What do I do when a loved one passes away?
It’s never easy to lose a loved one, and unfortunately it is an unavoidable experience that we all must endure. When your loved one passes away, you will need to have that individual’s vital information (i.e.: Social Security Number, place of birth, date of birth, family lineage, etc).
If your loved one passed away at home without health care professionals present, call 911.
What is the process in planning the service of my loved one?
Once you call the funeral home and speak to a licensed funeral director, it’s important to know that it is Federal Law for funeral homes to present their clients with a general price list, casket price list(if applicable), and outer burial container price list (if applicable), before any discussion of cost has taken place.
The process of planning a final disposition requires contacting the funeral home to arrange transfer of your loved one to our funeral home, the gathering of information, determining what kind of service(s) are required, the presentation of the general price list(s) as per Federal Trade Commission Guidelines, selection of merchandise (caskets, vaults, prayer cards, print packages, etc.), signing of cremation/embalming authorizations and other legal documents, obituary composition, digital publications, and logistical preparation of services.
What are my options?
Funeral and Cremation options have changed drastically since the 1990s. It is also important to know what your religion requires or allows. For instance, those who are of the Jewish faith must be buried by sundown the following day, while some religions do not allow for cremation, and others require the body to be present in a church before cremation. If you are unsure of the customs and culture of your community, church, or religion, you can speak with your spiritual leader or contact us and we can walk you through the options. In our experience, it is important for the mental well-being of the individuals of the family as well as the community to have some sort of service for their loved one, whether it be traditional, cremation, adaptive, unconventional, nondenominational, or something new, we are here to serve you.
Traditional funerals can be tailored to each family.
Cremations can be broken down in to 3 types of services:
Can I plan ahead for my own service?
Yes, pre–planning your service, or your loved one’s funeral is a relatively simple process. You can pre-pay funeral expenses with an irrevocable burial account or with an assignment from life insurance.
By pre–planning a funeral or memorial service, you are alleviating that burden from your loved ones who will be coping with the loss. Your wishes will be carried out according to exactly what you have chosen, and your loved ones will be certain as to what your wishes are. Families that we have served have been so relieved, because of pre–planning, as there is no question as to how their loved one has chosen to be remembered.
What is the purpose of embalming?
The disinfection of the deceased is the main purpose of embalming, while the preservation of the deceased is secondary, in order for there to be an open casket for a public or private viewing. In our country embalming became prevalent during the Civil War so that families of the deceased could have the opportunity to see their loved one and grieve. They typically hada service and a farewell before the burial that lasted for days, or even weeks, after the death of their loved one. Because of this, embalming became a standard practice to enable loved ones to have a final farewell in a dignified manner.
What costs are associated with funerals and burials?
Costs vary depending on the wishes of each family. Basic cremation with a memorial service is the lowest cost for a funeral service. Private and public viewings tend to cost more because many other items are needed for a traditional funeral. These items include a casket, an outer burial container or vault, a cemetery plot for burial, the cost of digging the burial space, a burial marker or tombstone, floral arrangements, PA Certified Death Certificates (if needed), newspaper obituary fees, prayer cards, or any other elements the family chooses. All of our services can be customized to a family’s choices.
What death benefits are afforded to veterans?

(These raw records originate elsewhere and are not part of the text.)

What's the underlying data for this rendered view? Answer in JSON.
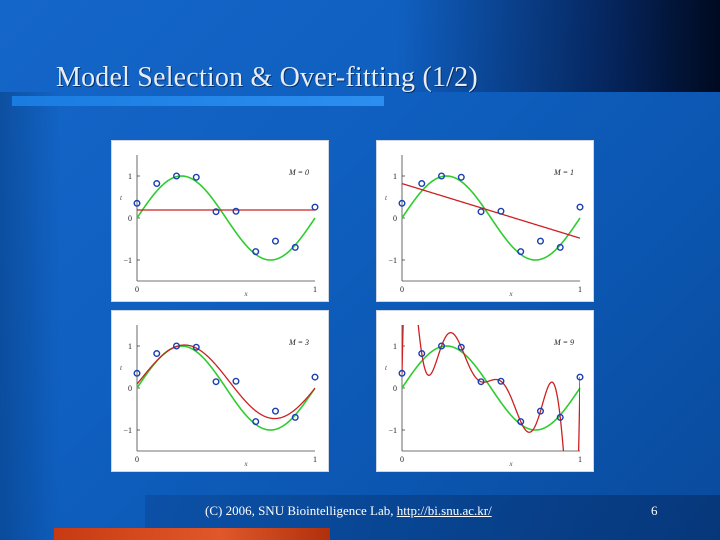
{
  "slide": {
    "title": "Model Selection & Over-fitting (1/2)",
    "footer_prefix": "(C) 2006, SNU Biointelligence Lab, ",
    "footer_link": "http://bi.snu.ac.kr/",
    "page_number": "6"
  },
  "colors": {
    "true_curve": "#2fcc2f",
    "fit_curve": "#cc2020",
    "data_point": "#1a3fb0"
  },
  "chart_data": [
    {
      "type": "line",
      "label": "M = 0",
      "xlabel": "x",
      "ylabel": "t",
      "xlim": [
        0,
        1
      ],
      "ylim": [
        -1.5,
        1.5
      ],
      "xticks": [
        "0",
        "1"
      ],
      "yticks": [
        "1",
        "0",
        "−1"
      ],
      "points": [
        [
          0.0,
          0.35
        ],
        [
          0.111,
          0.82
        ],
        [
          0.222,
          1.0
        ],
        [
          0.333,
          0.97
        ],
        [
          0.444,
          0.15
        ],
        [
          0.556,
          0.16
        ],
        [
          0.667,
          -0.8
        ],
        [
          0.778,
          -0.55
        ],
        [
          0.889,
          -0.7
        ],
        [
          1.0,
          0.26
        ]
      ],
      "fit": {
        "kind": "poly",
        "coeffs": [
          0.19
        ]
      }
    },
    {
      "type": "line",
      "label": "M = 1",
      "xlabel": "x",
      "ylabel": "t",
      "xlim": [
        0,
        1
      ],
      "ylim": [
        -1.5,
        1.5
      ],
      "xticks": [
        "0",
        "1"
      ],
      "yticks": [
        "1",
        "0",
        "−1"
      ],
      "points": [
        [
          0.0,
          0.35
        ],
        [
          0.111,
          0.82
        ],
        [
          0.222,
          1.0
        ],
        [
          0.333,
          0.97
        ],
        [
          0.444,
          0.15
        ],
        [
          0.556,
          0.16
        ],
        [
          0.667,
          -0.8
        ],
        [
          0.778,
          -0.55
        ],
        [
          0.889,
          -0.7
        ],
        [
          1.0,
          0.26
        ]
      ],
      "fit": {
        "kind": "poly",
        "coeffs": [
          0.82,
          -1.3
        ]
      }
    },
    {
      "type": "line",
      "label": "M = 3",
      "xlabel": "x",
      "ylabel": "t",
      "xlim": [
        0,
        1
      ],
      "ylim": [
        -1.5,
        1.5
      ],
      "xticks": [
        "0",
        "1"
      ],
      "yticks": [
        "1",
        "0",
        "−1"
      ],
      "points": [
        [
          0.0,
          0.35
        ],
        [
          0.111,
          0.82
        ],
        [
          0.222,
          1.0
        ],
        [
          0.333,
          0.97
        ],
        [
          0.444,
          0.15
        ],
        [
          0.556,
          0.16
        ],
        [
          0.667,
          -0.8
        ],
        [
          0.778,
          -0.55
        ],
        [
          0.889,
          -0.7
        ],
        [
          1.0,
          0.26
        ]
      ],
      "fit": {
        "kind": "cubic_like"
      }
    },
    {
      "type": "line",
      "label": "M = 9",
      "xlabel": "x",
      "ylabel": "t",
      "xlim": [
        0,
        1
      ],
      "ylim": [
        -1.5,
        1.5
      ],
      "xticks": [
        "0",
        "1"
      ],
      "yticks": [
        "1",
        "0",
        "−1"
      ],
      "points": [
        [
          0.0,
          0.35
        ],
        [
          0.111,
          0.82
        ],
        [
          0.222,
          1.0
        ],
        [
          0.333,
          0.97
        ],
        [
          0.444,
          0.15
        ],
        [
          0.556,
          0.16
        ],
        [
          0.667,
          -0.8
        ],
        [
          0.778,
          -0.55
        ],
        [
          0.889,
          -0.7
        ],
        [
          1.0,
          0.26
        ]
      ],
      "fit": {
        "kind": "interpolate"
      }
    }
  ]
}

All men and women who have served in the military and hold an Honorable Discharge receive a burial flag and a bronze, marble or granite grave marker at no charge. If a service member passes in a veteran’s hospital, nursing home or home bound under VA supervision, there are benefits that the Department of Veterans Affairs will forward to the funeral home. These expenses often include transportation, burial allowances and additional items if the veteran has service connected disabilities. Any veteran can be buried (full casket or cremation urn) in Veteran National Cemeteries, with some offer niche crypts for urns. A spouse of the veteran or minor child can also be buried with the veteran if the VA cemetery is notified at the time of the veteran’s burial. The veteran’s DD-214 or proof of service is required by the Department of Veterans Affairs. The veteran’s spouse may be interred if she passes before the veteran and all of the above must be verified as if it were the veteran.
What can be done with cremated remains?
Cremated remains may be buried, placed in a crypt, spread, buried at sea, or be held by the next of kin. Again, religious guidelines do have some restrictions. The funeral director will assist in performing your wishes.